7.1.    Dit betoog slaagt niet. In paragraaf 2.1 van Bijzonder deel (B) van de Cwm staat: "Binnen de vereniging is geen sprake van vermenging van commerciële belangen direct gelieerd aan de schietsport en de vereniging." In de Cwm wordt niet gesproken over conflicterende belangen. Als medewerkers van een wapenhandelaar in het bestuur van een schietvereniging plaatsnemen, is er sprake van vermenging van een commercieel belang dat direct is gelieerd aan de vereniging met een verenigingsbelang.

7.2.    In het proces-verbaal van 15 juli 2019 staat dat [appellant] als secretaris stond vermeld op een aantal verlofaanvraagformulieren, zowel voor verenigingsverloven als voor privéverloven van leden. De rechtbank heeft geconcludeerd dat de minister zich daarom op het standpunt heeft mogen stellen dat [appellant] na zijn aftreden als secretaris feitelijk nog steeds taken, behorend bij de rol als secretaris, verrichtte. Met het formeel aftreden als bestuurslid heeft hij de vermenging dan ook niet beëindigd. Dat hij niet meer bevoegd was om de vereniging te vertegenwoordigen maar dat de voorzitter in alle gevallen de vereniging vertegenwoordigde, maakt dat volgens de rechtbank niet anders. [appellant] heeft met betrekking tot dit punt slechts zijn beroepschrift herhaald. De Afdeling sluit zich aan bij het oordeel van de rechtbank.

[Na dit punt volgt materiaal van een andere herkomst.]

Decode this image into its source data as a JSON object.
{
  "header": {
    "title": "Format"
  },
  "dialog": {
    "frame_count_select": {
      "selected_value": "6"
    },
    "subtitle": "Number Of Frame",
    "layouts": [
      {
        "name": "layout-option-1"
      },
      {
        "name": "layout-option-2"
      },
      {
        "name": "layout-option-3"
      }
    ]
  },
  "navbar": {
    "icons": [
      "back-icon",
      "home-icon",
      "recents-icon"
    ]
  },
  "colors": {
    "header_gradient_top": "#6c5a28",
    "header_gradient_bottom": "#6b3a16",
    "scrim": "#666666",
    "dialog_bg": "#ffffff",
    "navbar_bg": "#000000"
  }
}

7.3.    De rechtbank heeft terecht geoordeeld dat er sprake was van vermenging. Dat zij niet expliciet is ingegaan op het betoog dat er geen sprake zou kunnen zijn van conflicterende belangen, maakt het oordeel van de rechtbank niet onjuist en kan niet tot vernietiging van de aangevallen uitspraak leiden.

Onbevoegd munitie overgedragen

8.       [appellant] betoogt dat de rechtbank niet heeft onderkend dat hem niet kan worden verweten dat de wapenhandel munitie heeft overgedragen aan de schietvereniging, terwijl de schietvereniging niet bevoegd was tot het voorhanden hebben van die patronen. Hij heeft namelijk nooit munitie verkocht.

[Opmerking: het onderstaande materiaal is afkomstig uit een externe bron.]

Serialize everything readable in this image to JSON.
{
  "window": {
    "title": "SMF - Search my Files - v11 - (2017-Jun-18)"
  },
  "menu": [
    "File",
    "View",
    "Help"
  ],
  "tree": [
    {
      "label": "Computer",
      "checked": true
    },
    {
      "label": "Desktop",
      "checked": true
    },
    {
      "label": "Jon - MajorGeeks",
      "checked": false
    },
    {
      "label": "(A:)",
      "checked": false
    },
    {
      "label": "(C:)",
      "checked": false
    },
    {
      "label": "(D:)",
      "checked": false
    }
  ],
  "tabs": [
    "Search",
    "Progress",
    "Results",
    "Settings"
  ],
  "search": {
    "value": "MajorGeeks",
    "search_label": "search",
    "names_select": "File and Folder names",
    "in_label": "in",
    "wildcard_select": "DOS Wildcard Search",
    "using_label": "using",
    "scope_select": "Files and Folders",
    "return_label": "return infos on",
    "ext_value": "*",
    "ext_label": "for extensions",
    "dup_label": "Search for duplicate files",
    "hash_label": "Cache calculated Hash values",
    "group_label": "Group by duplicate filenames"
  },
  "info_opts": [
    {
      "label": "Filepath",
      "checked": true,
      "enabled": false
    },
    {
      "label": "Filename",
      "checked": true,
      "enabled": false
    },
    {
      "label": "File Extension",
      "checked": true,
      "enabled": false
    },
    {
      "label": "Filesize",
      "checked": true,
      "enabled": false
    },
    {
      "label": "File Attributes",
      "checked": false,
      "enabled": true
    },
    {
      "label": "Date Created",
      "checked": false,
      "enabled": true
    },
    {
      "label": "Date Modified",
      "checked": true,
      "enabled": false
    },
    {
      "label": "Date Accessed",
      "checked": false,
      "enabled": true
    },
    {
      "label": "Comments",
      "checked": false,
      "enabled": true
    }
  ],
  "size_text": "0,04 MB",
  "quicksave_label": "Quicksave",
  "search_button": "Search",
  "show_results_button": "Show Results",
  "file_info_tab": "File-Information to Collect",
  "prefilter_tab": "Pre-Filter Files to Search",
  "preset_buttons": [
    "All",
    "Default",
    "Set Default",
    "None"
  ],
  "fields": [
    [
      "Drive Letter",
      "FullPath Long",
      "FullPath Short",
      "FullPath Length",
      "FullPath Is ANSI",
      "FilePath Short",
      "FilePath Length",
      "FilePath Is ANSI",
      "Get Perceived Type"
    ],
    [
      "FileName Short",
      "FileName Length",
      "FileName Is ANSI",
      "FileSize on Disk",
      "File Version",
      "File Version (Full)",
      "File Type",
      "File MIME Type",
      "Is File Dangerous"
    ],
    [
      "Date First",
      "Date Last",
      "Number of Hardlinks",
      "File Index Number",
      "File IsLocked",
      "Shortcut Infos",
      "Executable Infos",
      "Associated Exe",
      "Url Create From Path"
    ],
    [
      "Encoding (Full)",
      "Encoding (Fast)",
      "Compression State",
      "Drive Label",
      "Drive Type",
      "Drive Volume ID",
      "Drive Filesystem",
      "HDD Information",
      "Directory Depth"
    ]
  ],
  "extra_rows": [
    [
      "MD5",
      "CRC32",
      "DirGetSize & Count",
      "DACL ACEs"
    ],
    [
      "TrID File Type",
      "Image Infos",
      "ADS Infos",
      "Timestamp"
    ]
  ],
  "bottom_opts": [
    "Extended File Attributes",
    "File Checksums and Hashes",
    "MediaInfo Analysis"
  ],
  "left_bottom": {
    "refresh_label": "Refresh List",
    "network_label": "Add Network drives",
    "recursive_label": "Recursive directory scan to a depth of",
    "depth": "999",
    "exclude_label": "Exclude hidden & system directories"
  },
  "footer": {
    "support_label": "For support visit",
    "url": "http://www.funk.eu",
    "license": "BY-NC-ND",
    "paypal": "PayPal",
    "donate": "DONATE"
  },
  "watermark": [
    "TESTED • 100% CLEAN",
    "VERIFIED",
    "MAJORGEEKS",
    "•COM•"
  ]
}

8.1.    In het proces-verbaal van 15 juli 2019 staat dat 600 kogelpatronen zijn overgedragen aan de schietvereniging, terwijl de schietvereniging niet bevoegd was tot het voorhanden hebben van die patronen en uit de registers van de schietvereniging niet blijkt wat er met die patronen is gebeurd. Ook zijn 50 patronen door de wapenhandel overgedragen aan [appellant] als privépersoon, terwijl [appellant] op grond van zijn verlof niet meer gerechtigd was tot het voorhanden hebben van munitie met dit kaliber. Dat [appellant] naar eigen zeggen nooit zelf munitie heeft verkocht, leidt niet tot het oordeel dat de minister zich niet redelijkerwijs op het standpunt heeft kunnen stellen dat de onbevoegde munitie-overdracht ook uitstraling heeft op zijn verantwoordelijkheid en betrouwbaarheid als verlofhouder. Hij stond als beheerder op de erkenning van de wapenhandel en kan daarmee verantwoordelijk worden gehouden voor de munitie-overdracht. De rechtbank is terecht tot het oordeel gekomen dat van een wapenhandel mag worden verwacht dat zij het gebruik van munitie op een juiste wijze verantwoordt, zodat altijd is te achterhalen wat met bepaalde munitie is gebeurd. Uit de registers blijkt nu dat deze munitie is overgedragen aan de schietvereniging, terwijl deze niet bevoegd was om deze munitie voorhanden te hebben.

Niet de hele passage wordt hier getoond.